As well as the latest generation of MALDI technology, Bruker announced a variety of 4D proteomics developments for the timsTOF platform. These include the combination of the PASEF® (parallel accumulation serial fragmentation) acquisition mode with parallel reaction monitoring to facilitate enhanced translational quantitative proteomics.
The latest innovations in the timsTOF platform use measurements of tens of thousands of peptide collisional cross sections to give an additional dimension to peptide identification, improving confidence. Bruker highlighted a recent preprint submitted to bioRxiv, in which researchers use a deep learning training set of over half a million collisional cross section values measured in 360 LC–MS runs of fractionated digests of five organisms, run on a timsTOF Pro system.
Matthias Mann (Director of the Max Planck Institute of Biochemistry, Planegg, Germany) stated: “The size and shape of peptide ions in the gas phase are an under-explored dimension for mass spectrometry-based proteomics. Collisional cross section values can now be predicted for any peptide and organism, forming a basis for advanced proteomics workflows that make full use of the additional information.”
Bruker believe that the ability to carry out large scale, highly sensitive and highly robust measurements of the collisional cross sections for tens of thousands of peptides per 4D nano LC-collision cross section-MS/MS run will prove to be important for scientists working in the omics sciences.
Further developments have been made to facilitate high throughput proteomics, with Bruker announcing ‘Run & Done’, a search tool developed in collaboration with Integrated Proteomics Applications (IPA, CA, USA).
The ‘Run & Done’ software is an integration of the proteomic pipeline, IP2, developed by Robin Park (IPA), integrated to a GPU-based search engine capable of performing real-time searches of the ProLuCID database developed by the Yates Lab (The Scripps Institute, CA, USA) as acquisition is taking place.
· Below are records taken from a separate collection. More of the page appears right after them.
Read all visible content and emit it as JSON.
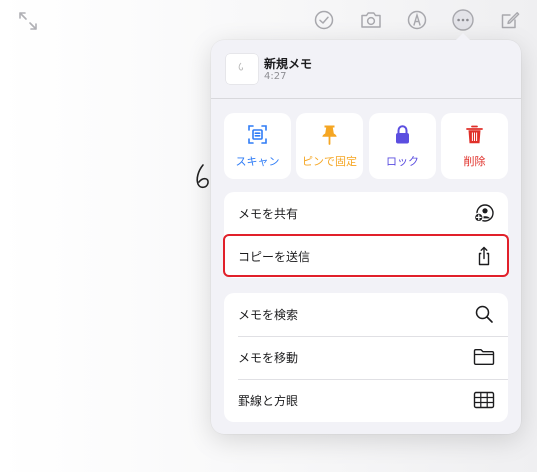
{
  "note": {
    "title": "新規メモ",
    "time": "4:27"
  },
  "tiles": [
    {
      "label": "スキャン",
      "icon": "scan-icon",
      "color": "#2f7cf6"
    },
    {
      "label": "ピンで固定",
      "icon": "pin-icon",
      "color": "#f5a623"
    },
    {
      "label": "ロック",
      "icon": "lock-icon",
      "color": "#5b4ee0"
    },
    {
      "label": "削除",
      "icon": "trash-icon",
      "color": "#e0302a"
    }
  ],
  "share_group": {
    "items": [
      {
        "label": "メモを共有",
        "icon": "person-add-icon"
      },
      {
        "label": "コピーを送信",
        "icon": "share-icon"
      }
    ]
  },
  "tools_group": {
    "items": [
      {
        "label": "メモを検索",
        "icon": "search-icon"
      },
      {
        "label": "メモを移動",
        "icon": "folder-icon"
      },
      {
        "label": "罫線と方眼",
        "icon": "grid-icon"
      }
    ]
  },
  "toolbar": {
    "icons": [
      "expand-icon",
      "checklist-icon",
      "camera-icon",
      "markup-icon",
      "more-icon",
      "compose-icon"
    ]
  },
  "colors": {
    "highlight": "#e1202a",
    "popover_bg": "#f2f2f7",
    "toolbar_icon": "#a8a8ad"
  }
}
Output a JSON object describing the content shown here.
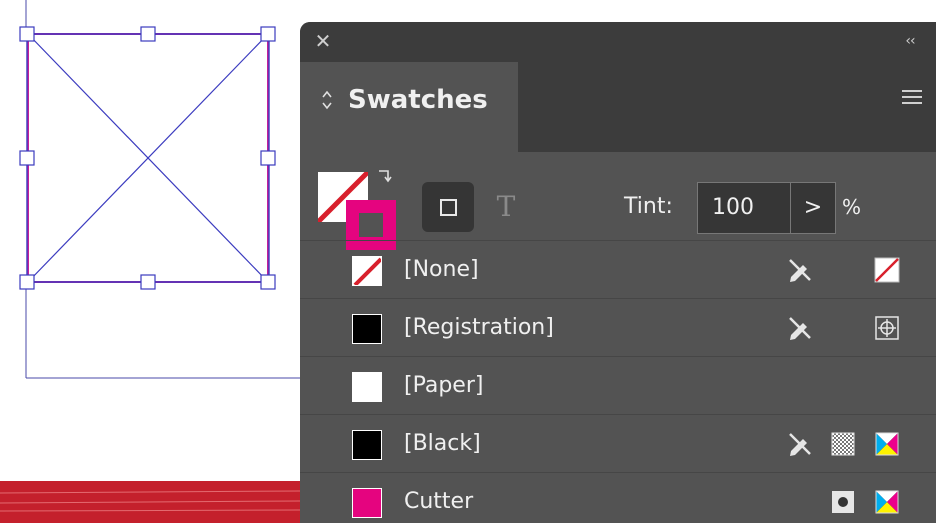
{
  "colors": {
    "panel_bg": "#535353",
    "panel_header_bg": "#3c3c3c",
    "magenta": "#e5047f",
    "frame_stroke": "#3b3bbf",
    "red_stroke": "#c4202c"
  },
  "panel": {
    "close_icon": "close-icon",
    "collapse_label": "‹‹",
    "tab_label": "Swatches",
    "menu_icon": "hamburger-menu-icon"
  },
  "controls": {
    "tint_label": "Tint:",
    "tint_value": "100",
    "tint_step_label": ">",
    "tint_unit": "%",
    "text_toggle_label": "T"
  },
  "swatches": [
    {
      "name": "[None]",
      "chip": "none",
      "icons": [
        "not-editable-pencil-icon",
        "none-color-icon"
      ]
    },
    {
      "name": "[Registration]",
      "chip": "#000000",
      "icons": [
        "not-editable-pencil-icon",
        "registration-icon"
      ]
    },
    {
      "name": "[Paper]",
      "chip": "#ffffff",
      "icons": []
    },
    {
      "name": "[Black]",
      "chip": "#000000",
      "icons": [
        "not-editable-pencil-icon",
        "spot-pattern-icon",
        "cmyk-icon"
      ]
    },
    {
      "name": "Cutter",
      "chip": "#e5047f",
      "icons": [
        "spot-color-icon",
        "cmyk-icon"
      ]
    }
  ]
}
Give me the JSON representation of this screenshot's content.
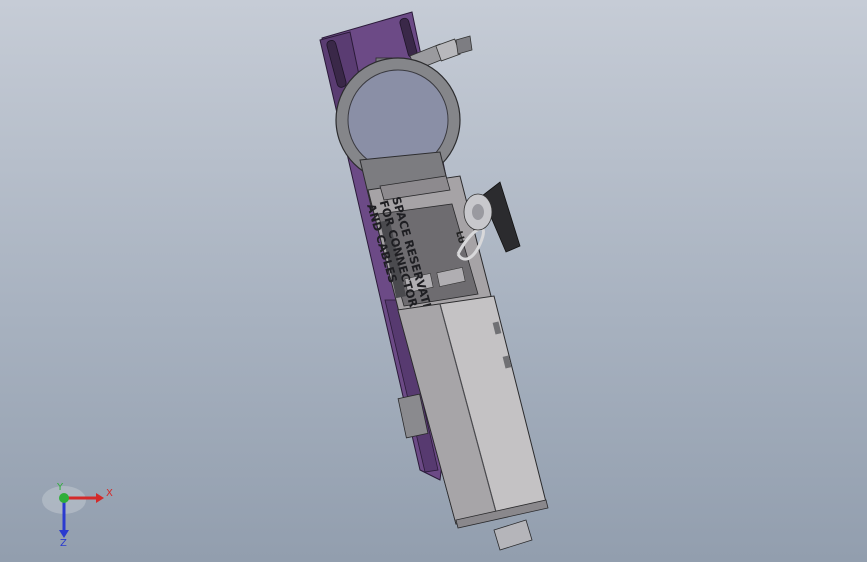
{
  "model": {
    "label_lines": [
      "SPACE RESERVATION",
      "FOR CONNECTORS",
      "AND CABLES"
    ],
    "small_label": "LU",
    "colors": {
      "bracket": "#6c4a86",
      "bracket_dark": "#4c3064",
      "housing": "#a6a3a6",
      "housing_dark": "#6e6c70",
      "ring": "#85868a",
      "disc": "#8a8fa6",
      "canister": "#c4c2c4",
      "canister_shade": "#a7a5a8"
    }
  },
  "triad": {
    "x_label": "X",
    "y_label": "Y",
    "z_label": "Z",
    "x_color": "#d42a2a",
    "y_color": "#2fae3a",
    "z_color": "#2a3ad0"
  }
}
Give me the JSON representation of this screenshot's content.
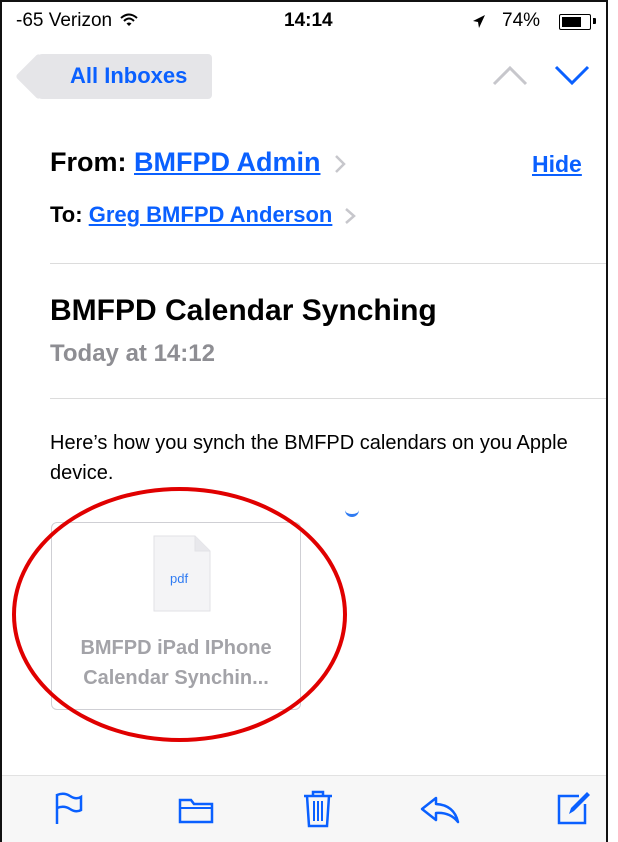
{
  "status_bar": {
    "carrier": "-65 Verizon",
    "time": "14:14",
    "battery": "74%"
  },
  "nav": {
    "back_label": "All Inboxes"
  },
  "header": {
    "from_label": "From:",
    "from_name": "BMFPD Admin",
    "hide_label": "Hide",
    "to_label": "To:",
    "to_name": "Greg BMFPD Anderson"
  },
  "message": {
    "subject": "BMFPD Calendar Synching",
    "date": "Today at 14:12",
    "body": "Here’s how you synch the BMFPD calendars on you Apple device."
  },
  "attachment": {
    "type_label": "pdf",
    "name_line1": "BMFPD iPad IPhone",
    "name_line2": "Calendar Synchin..."
  },
  "colors": {
    "accent": "#0a60ff",
    "annotation": "#e00000",
    "secondary_text": "#8e8e93"
  },
  "toolbar": {
    "icons": [
      "flag-icon",
      "folder-icon",
      "trash-icon",
      "reply-icon",
      "compose-icon"
    ]
  }
}
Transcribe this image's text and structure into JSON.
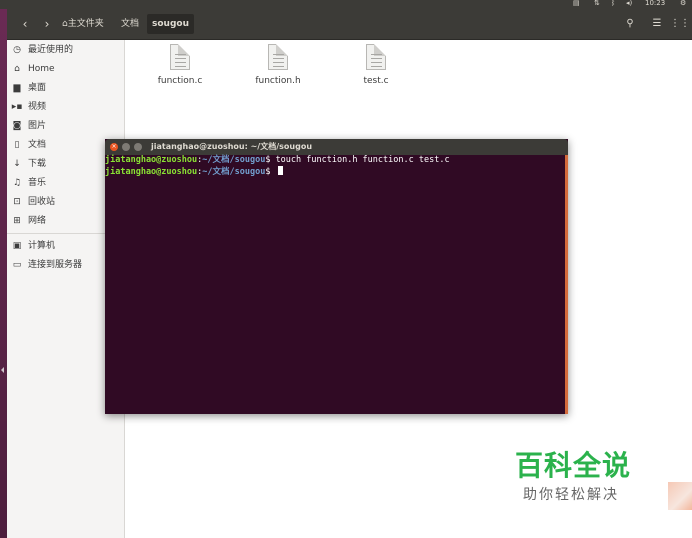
{
  "system": {
    "clock": "10:23",
    "indicators": [
      "keyboard-icon",
      "network-icon",
      "bluetooth-icon",
      "volume-icon",
      "power-icon"
    ]
  },
  "nav": {
    "back_icon": "‹",
    "forward_icon": "›",
    "breadcrumbs": [
      {
        "label": "主文件夹",
        "icon": "home-icon"
      },
      {
        "label": "文档"
      },
      {
        "label": "sougou",
        "active": true
      }
    ]
  },
  "header_icons": {
    "search": "search-icon",
    "list_view": "list-view-icon",
    "grid_view": "grid-view-icon"
  },
  "sidebar": {
    "places": [
      {
        "label": "最近使用的",
        "icon": "recent-icon"
      },
      {
        "label": "Home",
        "icon": "home-icon"
      },
      {
        "label": "桌面",
        "icon": "desktop-icon"
      },
      {
        "label": "视频",
        "icon": "video-icon"
      },
      {
        "label": "图片",
        "icon": "camera-icon"
      },
      {
        "label": "文档",
        "icon": "document-icon"
      },
      {
        "label": "下载",
        "icon": "download-icon"
      },
      {
        "label": "音乐",
        "icon": "music-icon"
      },
      {
        "label": "回收站",
        "icon": "trash-icon"
      },
      {
        "label": "网络",
        "icon": "network-icon"
      }
    ],
    "devices": [
      {
        "label": "计算机",
        "icon": "computer-icon"
      },
      {
        "label": "连接到服务器",
        "icon": "server-icon"
      }
    ]
  },
  "files": [
    {
      "name": "function.c"
    },
    {
      "name": "function.h"
    },
    {
      "name": "test.c"
    }
  ],
  "terminal": {
    "title": "jiatanghao@zuoshou: ~/文档/sougou",
    "lines": [
      {
        "user": "jiatanghao@zuoshou",
        "sep": ":",
        "path": "~/文档/sougou",
        "prompt": "$ ",
        "command": "touch function.h function.c test.c"
      },
      {
        "user": "jiatanghao@zuoshou",
        "sep": ":",
        "path": "~/文档/sougou",
        "prompt": "$ ",
        "command": ""
      }
    ]
  },
  "watermark": {
    "title": "百科全说",
    "subtitle": "助你轻松解决"
  },
  "colors": {
    "terminal_bg": "#300a24",
    "prompt_user": "#8ae234",
    "prompt_path": "#729fcf",
    "titlebar": "#3c3b37",
    "close_button": "#e95420",
    "watermark_green": "#2bb24c"
  }
}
John Yates (The Scripps Institute and IPA) and Robin Park explained: “The co-evolution of computational advances with mass spectrometry sensitivity and scan speed have enabled more accurate, large-scale data analysis approaches that help answer many biological questions. GPU-based search engines designed to simultaneously execute many parallel instruction threads can reduce search times to the point where the search results can be converted into real-time input to drive tandem MS acquisition. This becomes an exciting part in our partnership with Bruker, as it will utilize the timsTOF Pro even more intelligently.”
Bruker are scheduled to host a variety of symposia and breakfast events highlighting the latest technological innovations and products during the virtual ASMS 2020 Reboot conference.